I am currently at training camp for The World Race and I am about to jump out of my skin with excitement at the possibility of telling stories. But, I'm not going on this mission to tell tales of mythological creatures, or to tell the accounts of people who are dead and gone. While I am bringing a story of love to the rejected, I am also going to be gathering the stories of the silent to be a mouthpiece of the mute. I seriously CANNOT WAIT to go into these cultures and live amongst the nations and get a glimpse into the story of their lives. I'm so excited to be doing what I was trained to do in performance studies and as a storyteller! I'm going to be in the midst of abundantly rich history and life as I am living in these civilizations, and I hope I can capture every precious moment of grace and beauty that we encounter.

This week has been teaching me how to properly use my voice. It's been tuning the instruments that are my words. It's been conditioning my tongue to practice grace and love in stead of condemnation of fear. AND… it's been teaching me to speak in confidence and absolute assurity so that I can be strongly heard among the rest of the stories  going out into the atmosphere. In participating in telling stories, I am SO responsible for my sound. For example,  am I a clanging symbol? I am if I have not love in my speech. There is so much power and weight in the words we speak, and there's not enough accountability. I know that I haven't held myself accountable enough for how I am perceived, whether or not I build people in relationship or tear them down, or even how I speak about myself and the declarations I make over myself and others.
I am absolutely pumped that I get to go and gather and tell the stories of the faceless, the broken, the unheard, but I am also learning the power in the delivery. This is what I am resting upon and allowing the resonate.

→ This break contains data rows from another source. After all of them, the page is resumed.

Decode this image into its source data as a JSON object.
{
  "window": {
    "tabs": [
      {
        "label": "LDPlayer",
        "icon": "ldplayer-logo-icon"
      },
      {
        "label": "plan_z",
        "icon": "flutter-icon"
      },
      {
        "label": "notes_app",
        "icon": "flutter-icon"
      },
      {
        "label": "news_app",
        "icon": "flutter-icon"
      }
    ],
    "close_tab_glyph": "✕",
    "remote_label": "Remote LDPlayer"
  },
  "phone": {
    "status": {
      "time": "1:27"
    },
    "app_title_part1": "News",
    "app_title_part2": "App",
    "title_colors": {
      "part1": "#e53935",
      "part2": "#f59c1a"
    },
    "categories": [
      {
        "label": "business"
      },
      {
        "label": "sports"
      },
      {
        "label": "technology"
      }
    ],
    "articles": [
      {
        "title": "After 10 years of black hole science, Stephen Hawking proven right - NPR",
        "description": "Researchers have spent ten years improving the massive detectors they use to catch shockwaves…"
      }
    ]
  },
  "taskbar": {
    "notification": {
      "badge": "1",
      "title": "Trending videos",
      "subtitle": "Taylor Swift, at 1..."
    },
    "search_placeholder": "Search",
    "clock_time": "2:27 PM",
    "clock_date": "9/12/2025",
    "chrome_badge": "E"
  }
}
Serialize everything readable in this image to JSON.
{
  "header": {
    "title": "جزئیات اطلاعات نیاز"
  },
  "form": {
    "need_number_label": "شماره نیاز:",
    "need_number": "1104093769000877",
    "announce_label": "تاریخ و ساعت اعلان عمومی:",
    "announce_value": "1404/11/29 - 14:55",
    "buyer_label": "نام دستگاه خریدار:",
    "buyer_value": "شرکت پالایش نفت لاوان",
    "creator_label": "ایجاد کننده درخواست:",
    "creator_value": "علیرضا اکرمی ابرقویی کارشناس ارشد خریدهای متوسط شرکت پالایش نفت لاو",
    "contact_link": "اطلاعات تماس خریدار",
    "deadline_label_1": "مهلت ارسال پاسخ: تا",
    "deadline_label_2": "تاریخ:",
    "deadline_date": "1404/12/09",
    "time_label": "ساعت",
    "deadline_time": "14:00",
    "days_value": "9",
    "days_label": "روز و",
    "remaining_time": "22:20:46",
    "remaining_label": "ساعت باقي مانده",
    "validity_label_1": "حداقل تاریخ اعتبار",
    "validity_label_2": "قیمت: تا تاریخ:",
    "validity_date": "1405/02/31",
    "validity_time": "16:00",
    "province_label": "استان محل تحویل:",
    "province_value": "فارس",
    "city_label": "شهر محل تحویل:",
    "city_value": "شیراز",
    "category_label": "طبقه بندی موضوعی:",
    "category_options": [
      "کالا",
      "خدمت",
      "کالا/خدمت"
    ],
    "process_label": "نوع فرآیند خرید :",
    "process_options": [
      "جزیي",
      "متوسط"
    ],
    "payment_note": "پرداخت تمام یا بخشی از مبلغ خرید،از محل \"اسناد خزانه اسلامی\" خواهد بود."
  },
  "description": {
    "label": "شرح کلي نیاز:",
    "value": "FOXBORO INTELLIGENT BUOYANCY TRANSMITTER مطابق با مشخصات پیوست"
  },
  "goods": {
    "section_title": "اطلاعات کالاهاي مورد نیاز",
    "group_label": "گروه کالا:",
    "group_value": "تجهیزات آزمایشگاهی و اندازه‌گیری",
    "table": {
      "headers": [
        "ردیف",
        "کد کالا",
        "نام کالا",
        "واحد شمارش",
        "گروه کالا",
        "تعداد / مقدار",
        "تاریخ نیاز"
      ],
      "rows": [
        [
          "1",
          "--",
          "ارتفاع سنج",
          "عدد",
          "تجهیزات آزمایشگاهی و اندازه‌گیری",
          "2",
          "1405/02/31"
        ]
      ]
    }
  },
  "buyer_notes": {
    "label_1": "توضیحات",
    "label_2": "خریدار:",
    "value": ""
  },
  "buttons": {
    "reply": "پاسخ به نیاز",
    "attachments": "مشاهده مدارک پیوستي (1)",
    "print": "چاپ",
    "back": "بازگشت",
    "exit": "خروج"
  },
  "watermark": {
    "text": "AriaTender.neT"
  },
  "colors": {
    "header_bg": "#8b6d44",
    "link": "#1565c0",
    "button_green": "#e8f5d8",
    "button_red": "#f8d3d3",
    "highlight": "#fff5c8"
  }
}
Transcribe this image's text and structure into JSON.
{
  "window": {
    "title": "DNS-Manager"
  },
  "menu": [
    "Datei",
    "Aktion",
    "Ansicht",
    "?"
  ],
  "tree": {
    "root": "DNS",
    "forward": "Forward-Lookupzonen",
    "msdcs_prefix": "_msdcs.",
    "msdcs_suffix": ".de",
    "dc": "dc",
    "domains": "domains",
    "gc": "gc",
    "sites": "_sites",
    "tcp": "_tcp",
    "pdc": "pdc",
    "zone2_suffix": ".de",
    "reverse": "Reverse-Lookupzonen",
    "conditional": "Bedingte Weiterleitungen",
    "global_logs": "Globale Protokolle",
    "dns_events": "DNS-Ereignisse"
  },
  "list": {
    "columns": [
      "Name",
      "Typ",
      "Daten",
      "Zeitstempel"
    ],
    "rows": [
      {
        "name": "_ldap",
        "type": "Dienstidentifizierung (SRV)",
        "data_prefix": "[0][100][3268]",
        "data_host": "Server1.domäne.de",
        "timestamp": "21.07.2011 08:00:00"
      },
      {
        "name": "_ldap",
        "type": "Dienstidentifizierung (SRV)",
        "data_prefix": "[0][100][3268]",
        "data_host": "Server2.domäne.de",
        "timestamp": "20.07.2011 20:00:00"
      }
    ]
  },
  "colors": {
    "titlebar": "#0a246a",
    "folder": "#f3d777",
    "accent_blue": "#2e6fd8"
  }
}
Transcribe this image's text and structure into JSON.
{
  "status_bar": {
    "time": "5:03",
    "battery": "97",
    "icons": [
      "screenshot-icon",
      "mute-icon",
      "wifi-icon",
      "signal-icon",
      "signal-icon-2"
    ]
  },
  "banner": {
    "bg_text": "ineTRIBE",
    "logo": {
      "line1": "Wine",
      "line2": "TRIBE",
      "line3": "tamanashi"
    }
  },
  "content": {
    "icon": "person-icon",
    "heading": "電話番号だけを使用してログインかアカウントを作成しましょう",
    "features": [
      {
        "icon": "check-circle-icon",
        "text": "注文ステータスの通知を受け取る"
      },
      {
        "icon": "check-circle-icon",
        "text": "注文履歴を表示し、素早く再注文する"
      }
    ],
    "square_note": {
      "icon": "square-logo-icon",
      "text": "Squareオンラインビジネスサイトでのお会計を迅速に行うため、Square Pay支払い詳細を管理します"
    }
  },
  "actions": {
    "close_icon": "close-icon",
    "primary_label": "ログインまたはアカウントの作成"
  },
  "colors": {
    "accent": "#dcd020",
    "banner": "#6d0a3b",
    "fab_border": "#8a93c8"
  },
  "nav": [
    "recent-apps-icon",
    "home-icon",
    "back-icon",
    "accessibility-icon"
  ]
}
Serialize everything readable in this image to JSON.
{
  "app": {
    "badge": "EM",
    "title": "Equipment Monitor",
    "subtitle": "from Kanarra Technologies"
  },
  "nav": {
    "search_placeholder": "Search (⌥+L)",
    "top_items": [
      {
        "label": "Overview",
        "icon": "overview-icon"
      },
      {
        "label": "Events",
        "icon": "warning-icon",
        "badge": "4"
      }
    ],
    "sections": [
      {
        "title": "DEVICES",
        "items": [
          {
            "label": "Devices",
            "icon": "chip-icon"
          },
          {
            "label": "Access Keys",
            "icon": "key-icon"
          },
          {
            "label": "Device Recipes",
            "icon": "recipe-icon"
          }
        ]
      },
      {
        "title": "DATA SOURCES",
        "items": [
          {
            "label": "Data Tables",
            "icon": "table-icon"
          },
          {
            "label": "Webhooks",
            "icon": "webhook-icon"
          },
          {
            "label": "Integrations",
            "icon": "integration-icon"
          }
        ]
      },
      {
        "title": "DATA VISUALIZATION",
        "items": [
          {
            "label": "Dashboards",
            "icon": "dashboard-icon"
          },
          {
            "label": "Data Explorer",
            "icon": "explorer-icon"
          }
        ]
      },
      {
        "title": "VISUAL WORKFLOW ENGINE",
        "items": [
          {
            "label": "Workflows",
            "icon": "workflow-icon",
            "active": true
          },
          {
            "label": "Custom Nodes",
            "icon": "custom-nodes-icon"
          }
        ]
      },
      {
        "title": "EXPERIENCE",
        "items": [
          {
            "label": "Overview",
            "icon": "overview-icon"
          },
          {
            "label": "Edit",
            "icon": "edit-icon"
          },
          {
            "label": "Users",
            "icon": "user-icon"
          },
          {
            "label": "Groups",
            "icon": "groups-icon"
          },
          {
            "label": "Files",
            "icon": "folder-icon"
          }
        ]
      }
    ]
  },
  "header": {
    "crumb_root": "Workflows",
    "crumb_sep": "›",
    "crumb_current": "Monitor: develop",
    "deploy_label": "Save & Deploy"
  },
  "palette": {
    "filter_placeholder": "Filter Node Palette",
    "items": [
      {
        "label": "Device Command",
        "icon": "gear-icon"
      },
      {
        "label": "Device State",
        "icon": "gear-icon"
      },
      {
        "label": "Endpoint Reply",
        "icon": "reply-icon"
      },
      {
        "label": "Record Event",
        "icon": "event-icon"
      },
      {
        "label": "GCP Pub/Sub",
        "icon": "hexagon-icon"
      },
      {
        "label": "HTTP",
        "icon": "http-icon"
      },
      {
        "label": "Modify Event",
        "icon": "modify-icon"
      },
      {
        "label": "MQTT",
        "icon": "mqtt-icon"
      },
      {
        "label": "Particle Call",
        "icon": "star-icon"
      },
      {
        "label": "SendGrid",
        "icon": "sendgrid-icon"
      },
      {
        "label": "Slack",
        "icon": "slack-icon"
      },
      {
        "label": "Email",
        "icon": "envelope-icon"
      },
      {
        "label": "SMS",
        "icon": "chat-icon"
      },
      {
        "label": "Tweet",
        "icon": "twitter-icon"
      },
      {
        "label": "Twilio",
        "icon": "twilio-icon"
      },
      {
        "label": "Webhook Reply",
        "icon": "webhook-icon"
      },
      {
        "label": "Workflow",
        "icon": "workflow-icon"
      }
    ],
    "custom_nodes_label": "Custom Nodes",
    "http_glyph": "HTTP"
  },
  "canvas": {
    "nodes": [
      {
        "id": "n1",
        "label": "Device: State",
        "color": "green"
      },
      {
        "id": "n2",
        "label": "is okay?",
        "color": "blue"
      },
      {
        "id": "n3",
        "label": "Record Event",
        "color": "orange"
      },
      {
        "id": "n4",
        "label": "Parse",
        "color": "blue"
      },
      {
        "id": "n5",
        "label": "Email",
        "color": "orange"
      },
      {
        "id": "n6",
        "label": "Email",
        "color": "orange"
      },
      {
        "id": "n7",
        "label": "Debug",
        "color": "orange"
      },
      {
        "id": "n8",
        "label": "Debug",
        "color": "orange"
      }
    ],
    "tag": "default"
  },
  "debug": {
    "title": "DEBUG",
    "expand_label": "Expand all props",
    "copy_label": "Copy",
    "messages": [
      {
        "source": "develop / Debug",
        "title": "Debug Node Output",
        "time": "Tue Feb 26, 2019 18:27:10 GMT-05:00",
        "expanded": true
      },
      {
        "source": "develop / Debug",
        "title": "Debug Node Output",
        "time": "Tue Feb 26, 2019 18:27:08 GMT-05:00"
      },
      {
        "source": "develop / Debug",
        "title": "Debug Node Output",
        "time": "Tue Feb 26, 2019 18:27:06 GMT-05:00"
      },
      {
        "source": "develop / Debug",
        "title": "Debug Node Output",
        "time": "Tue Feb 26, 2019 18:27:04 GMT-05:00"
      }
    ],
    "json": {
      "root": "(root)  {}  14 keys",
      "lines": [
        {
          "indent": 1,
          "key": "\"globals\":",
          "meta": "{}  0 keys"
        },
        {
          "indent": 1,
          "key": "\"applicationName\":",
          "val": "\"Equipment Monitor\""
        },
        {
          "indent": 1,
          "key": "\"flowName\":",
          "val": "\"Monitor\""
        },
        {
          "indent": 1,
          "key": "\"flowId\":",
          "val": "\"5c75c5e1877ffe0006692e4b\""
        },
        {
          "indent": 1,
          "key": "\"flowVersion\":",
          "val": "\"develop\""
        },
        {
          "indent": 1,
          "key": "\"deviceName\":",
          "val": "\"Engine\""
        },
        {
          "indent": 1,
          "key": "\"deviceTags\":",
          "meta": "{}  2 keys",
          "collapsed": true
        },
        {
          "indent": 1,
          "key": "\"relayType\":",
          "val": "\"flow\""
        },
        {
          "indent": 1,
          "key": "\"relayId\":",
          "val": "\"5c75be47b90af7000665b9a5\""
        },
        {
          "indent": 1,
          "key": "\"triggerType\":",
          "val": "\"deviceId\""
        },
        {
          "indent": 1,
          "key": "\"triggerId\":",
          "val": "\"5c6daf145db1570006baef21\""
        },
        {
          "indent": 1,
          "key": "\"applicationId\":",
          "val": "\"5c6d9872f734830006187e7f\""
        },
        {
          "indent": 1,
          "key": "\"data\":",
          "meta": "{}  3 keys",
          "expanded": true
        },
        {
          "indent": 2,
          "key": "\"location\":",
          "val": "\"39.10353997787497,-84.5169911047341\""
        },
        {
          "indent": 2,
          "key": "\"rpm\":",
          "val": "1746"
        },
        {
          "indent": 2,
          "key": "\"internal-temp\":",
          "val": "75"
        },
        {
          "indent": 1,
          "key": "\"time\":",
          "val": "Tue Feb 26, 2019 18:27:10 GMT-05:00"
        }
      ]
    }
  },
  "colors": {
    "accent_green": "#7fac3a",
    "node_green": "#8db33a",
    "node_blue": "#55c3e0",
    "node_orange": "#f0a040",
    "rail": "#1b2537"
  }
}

"If we put bits into the mouths of horses so that they obey us, we guide their whole bodies as well. Look at the ships also; though they are large and are driven by strong winds, they are guided by a small rudder wherever the will of the pilot directs. So also the tongue is a small member, yet it boasts of great things. How great a forest is set ablaze by such a small fire!" James 3:3-6

So I am setting upon a journey to lose myself and let Christ shine through me. I am also setting upon a journey to sit in the shadow of the silent and allow their voices to ring out above my own. Perhaps I will find myself in that.